The next bald eagle sighting came a couple of days later in Orford when two adults were observed at a site that has been home to a nesting pair for the last several seasons running. In 2014 no bald eagles were fledged there. The incubation was not successful. Seeing these two adults raises hopes that there will be another attempt in this year. A birding colleague has seen the pair several times since further heightening expectations.
The next sighting was not so out of the ordinary but gratifying just the same. As often happens when I am in that area, I swung by the Wilder Dam to try my luck. After about ten minutes I located a solitary adult in a tree on the right bank about 100 yards downstream from the dam. Were the six common mergansers fishing the water just in front of the dam aware they were not alone?
A bald eagle bonanza occurred last week thanks to a tip from a Thetford birder who posted observing and photographing two immature bald eagles scavenging a winter kill on the banks of the Ompompanoosuc River where it parallels Campbell Flats Rd. in Norwich. I headed over and after some searching located the birds, or should I say they located me? It was their flight up and away from the water’s edge that tipped me off to their location. Obviously, they’d seen me first. They disappeared into nearby white pines, and I scanned the spot. There on a birch branch above the kill site was what appeared to be a third bird. I say “appeared to be a third bird,” because I did not feel absolutely certain I had seen two birds fly from the site, my vision being somewhat obscured by branches. Later, inspecting the photos that had been posted, I could see the two eagles in the photos did not have the same markings as the bird I saw on the branch. Almost certainly there had been three birds. The next day the photographer returned and indeed confirmed a third bird.

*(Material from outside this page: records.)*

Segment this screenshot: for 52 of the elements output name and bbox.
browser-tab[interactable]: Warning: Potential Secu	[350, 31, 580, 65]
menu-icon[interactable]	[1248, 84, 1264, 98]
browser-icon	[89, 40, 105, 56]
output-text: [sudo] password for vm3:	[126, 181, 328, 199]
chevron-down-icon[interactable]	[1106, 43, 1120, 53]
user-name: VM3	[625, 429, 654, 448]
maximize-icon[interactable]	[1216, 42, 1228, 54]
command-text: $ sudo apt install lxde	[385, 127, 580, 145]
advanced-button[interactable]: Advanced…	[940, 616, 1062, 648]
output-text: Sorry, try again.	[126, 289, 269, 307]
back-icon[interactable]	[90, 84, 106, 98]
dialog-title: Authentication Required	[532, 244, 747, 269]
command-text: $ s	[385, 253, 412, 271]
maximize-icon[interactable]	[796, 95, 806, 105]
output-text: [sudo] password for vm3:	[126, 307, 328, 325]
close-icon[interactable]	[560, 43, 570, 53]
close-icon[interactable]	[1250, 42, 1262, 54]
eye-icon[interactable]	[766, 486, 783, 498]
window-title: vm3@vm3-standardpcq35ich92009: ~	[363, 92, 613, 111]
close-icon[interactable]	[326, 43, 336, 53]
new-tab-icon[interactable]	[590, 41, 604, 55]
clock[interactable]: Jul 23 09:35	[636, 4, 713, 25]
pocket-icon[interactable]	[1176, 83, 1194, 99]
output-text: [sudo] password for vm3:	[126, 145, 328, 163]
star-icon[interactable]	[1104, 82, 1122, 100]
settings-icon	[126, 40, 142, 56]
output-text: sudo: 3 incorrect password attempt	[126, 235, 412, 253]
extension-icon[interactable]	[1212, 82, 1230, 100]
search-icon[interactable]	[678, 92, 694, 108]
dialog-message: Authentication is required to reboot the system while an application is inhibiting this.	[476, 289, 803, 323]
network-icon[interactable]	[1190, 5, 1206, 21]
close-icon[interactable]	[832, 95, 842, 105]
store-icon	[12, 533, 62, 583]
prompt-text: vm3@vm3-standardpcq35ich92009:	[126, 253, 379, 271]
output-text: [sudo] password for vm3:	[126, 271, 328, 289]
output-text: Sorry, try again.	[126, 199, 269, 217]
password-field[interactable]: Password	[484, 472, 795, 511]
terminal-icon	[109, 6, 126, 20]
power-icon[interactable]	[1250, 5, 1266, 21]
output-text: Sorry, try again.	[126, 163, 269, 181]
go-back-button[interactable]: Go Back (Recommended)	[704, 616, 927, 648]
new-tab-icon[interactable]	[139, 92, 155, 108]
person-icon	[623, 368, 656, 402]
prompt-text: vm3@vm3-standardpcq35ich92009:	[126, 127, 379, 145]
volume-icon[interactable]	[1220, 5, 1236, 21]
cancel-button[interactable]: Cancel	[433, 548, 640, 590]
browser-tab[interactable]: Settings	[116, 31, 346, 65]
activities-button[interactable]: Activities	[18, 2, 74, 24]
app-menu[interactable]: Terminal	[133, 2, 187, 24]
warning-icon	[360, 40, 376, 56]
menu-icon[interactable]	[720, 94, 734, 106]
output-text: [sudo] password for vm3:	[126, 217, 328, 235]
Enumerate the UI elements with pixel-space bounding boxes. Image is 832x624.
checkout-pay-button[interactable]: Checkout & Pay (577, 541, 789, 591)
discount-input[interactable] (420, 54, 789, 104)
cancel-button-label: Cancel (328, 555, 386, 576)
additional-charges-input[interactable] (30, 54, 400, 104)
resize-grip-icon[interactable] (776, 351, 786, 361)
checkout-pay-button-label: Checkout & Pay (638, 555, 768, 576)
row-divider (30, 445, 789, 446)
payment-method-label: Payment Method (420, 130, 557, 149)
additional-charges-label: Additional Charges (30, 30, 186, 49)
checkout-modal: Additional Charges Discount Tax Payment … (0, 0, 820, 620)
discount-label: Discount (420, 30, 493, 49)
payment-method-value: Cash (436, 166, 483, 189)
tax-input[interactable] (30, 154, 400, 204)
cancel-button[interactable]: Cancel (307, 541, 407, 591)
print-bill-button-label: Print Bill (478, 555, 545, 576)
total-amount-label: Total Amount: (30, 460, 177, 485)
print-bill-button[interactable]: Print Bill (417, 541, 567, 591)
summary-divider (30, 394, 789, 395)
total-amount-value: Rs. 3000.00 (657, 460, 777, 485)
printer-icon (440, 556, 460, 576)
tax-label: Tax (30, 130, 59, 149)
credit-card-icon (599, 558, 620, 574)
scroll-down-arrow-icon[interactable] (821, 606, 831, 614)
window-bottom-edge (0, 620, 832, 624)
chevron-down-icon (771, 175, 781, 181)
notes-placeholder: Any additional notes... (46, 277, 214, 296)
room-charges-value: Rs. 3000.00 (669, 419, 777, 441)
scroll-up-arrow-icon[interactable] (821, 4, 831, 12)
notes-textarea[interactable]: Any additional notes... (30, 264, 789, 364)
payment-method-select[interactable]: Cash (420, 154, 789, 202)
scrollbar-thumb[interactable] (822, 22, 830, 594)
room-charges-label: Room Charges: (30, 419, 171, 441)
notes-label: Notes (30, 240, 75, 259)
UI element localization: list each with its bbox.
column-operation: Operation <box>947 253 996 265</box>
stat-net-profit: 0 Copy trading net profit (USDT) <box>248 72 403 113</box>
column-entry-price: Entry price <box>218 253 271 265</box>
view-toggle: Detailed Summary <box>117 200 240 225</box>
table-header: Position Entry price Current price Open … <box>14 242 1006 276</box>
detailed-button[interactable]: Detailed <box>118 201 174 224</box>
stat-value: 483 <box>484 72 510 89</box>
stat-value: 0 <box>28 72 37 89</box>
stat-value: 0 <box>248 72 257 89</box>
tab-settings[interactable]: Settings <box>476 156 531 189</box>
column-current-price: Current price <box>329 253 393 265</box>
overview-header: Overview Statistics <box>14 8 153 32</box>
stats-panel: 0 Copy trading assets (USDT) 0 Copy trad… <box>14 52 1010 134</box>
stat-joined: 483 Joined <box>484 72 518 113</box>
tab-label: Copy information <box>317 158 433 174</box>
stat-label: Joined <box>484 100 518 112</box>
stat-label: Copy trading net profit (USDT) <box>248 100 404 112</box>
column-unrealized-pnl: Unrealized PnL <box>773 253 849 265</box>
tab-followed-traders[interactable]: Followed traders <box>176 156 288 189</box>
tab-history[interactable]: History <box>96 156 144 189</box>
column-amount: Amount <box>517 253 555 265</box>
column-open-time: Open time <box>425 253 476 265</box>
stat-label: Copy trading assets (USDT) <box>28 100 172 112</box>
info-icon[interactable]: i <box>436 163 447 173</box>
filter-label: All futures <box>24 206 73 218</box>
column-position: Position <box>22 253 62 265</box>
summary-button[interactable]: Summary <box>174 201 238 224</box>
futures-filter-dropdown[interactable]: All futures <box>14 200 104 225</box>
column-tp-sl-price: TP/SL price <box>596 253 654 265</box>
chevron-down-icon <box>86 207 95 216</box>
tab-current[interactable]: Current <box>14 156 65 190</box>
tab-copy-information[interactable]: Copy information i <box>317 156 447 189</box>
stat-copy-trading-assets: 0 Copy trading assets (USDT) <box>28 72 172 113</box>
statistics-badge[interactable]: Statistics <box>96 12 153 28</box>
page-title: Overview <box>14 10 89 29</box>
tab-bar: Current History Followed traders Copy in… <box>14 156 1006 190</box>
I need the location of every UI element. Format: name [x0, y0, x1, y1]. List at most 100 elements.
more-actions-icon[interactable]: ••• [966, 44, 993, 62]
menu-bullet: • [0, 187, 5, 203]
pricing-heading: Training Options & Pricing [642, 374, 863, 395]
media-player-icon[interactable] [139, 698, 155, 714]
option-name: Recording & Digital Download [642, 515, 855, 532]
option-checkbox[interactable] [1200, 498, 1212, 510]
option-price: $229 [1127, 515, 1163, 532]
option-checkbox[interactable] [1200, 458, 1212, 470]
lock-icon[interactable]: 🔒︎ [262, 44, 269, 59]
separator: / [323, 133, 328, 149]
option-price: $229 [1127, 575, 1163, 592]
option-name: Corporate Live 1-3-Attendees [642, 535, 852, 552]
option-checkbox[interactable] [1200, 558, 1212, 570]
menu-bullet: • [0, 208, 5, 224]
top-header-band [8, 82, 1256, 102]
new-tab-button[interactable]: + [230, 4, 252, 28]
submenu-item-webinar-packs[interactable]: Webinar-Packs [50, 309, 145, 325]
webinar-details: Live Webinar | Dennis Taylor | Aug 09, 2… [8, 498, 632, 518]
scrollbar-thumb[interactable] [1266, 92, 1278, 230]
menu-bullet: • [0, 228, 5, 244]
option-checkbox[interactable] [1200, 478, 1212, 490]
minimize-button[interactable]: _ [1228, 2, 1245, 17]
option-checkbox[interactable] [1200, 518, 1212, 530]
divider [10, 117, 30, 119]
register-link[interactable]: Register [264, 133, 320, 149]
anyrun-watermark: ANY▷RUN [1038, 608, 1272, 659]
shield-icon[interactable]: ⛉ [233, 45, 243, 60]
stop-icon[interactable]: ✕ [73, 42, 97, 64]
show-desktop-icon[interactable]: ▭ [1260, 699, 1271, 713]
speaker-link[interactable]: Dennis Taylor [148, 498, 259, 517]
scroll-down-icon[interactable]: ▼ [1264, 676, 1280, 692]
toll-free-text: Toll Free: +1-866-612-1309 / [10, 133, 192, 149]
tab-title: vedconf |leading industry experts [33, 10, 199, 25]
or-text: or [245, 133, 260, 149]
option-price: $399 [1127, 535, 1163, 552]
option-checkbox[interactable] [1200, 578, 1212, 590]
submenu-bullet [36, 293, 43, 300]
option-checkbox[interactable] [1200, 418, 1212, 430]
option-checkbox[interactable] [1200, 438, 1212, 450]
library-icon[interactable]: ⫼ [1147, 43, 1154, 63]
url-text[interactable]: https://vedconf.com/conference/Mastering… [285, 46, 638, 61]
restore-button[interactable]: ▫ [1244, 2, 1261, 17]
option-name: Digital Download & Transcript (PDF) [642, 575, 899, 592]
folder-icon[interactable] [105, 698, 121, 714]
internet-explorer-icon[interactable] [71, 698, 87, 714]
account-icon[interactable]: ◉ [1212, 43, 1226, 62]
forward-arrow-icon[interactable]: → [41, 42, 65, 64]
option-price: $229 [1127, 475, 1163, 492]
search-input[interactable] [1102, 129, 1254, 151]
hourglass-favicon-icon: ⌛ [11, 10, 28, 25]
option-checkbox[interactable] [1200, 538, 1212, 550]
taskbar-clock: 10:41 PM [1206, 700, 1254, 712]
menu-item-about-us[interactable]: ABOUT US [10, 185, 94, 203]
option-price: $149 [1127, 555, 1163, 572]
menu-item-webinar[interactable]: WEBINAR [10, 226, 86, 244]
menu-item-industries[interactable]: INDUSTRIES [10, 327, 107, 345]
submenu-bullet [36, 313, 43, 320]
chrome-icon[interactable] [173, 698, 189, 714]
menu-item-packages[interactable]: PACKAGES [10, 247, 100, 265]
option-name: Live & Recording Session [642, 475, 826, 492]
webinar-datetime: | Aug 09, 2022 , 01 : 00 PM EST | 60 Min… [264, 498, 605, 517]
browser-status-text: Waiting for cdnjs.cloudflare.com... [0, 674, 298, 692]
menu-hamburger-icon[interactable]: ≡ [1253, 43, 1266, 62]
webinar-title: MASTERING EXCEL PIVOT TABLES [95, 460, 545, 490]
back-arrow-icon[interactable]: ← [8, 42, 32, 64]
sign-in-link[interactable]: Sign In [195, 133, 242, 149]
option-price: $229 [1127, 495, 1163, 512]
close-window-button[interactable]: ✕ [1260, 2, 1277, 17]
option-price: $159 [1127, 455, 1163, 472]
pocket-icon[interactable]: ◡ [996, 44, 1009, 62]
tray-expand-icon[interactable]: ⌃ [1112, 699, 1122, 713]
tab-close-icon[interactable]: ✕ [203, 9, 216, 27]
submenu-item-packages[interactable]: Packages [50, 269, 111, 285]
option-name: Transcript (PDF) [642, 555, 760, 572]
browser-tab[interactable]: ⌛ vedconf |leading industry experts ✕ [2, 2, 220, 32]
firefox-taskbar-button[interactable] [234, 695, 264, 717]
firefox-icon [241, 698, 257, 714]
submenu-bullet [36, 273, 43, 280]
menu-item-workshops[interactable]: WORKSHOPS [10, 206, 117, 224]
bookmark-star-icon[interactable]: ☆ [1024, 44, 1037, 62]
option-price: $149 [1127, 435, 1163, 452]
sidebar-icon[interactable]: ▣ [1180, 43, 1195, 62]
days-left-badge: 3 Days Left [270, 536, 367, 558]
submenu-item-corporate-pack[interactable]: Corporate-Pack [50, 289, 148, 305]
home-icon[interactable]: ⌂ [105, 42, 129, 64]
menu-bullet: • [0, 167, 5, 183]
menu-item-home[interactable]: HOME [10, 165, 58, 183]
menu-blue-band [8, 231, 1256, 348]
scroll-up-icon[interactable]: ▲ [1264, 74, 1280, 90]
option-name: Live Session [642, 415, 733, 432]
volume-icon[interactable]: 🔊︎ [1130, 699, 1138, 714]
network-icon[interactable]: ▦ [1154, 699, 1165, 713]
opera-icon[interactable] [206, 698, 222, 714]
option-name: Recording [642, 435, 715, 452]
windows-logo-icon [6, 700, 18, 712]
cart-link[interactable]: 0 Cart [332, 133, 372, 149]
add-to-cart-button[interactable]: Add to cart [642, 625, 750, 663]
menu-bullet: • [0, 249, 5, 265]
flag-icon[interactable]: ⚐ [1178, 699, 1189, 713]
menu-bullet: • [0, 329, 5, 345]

Over the weekend, my bald eagle tipster discovered a fourth bald eagle, an adult, feeding on a carcass near the overpass that carries I-91 over VT Rt. 132. I couldn’t get over to see, but his photograph perfectly captured the moment.
These recent sightings and the great success of this year’s mid-winter survey gives evidence that the bald eagle really has re-established itself in the Upper Valley. Sightings of bald eagles may become commonplace, but for me that will make it no less thrilling to watch one circle lazily on a thermal or beat its way purposefully up the Connecticut River.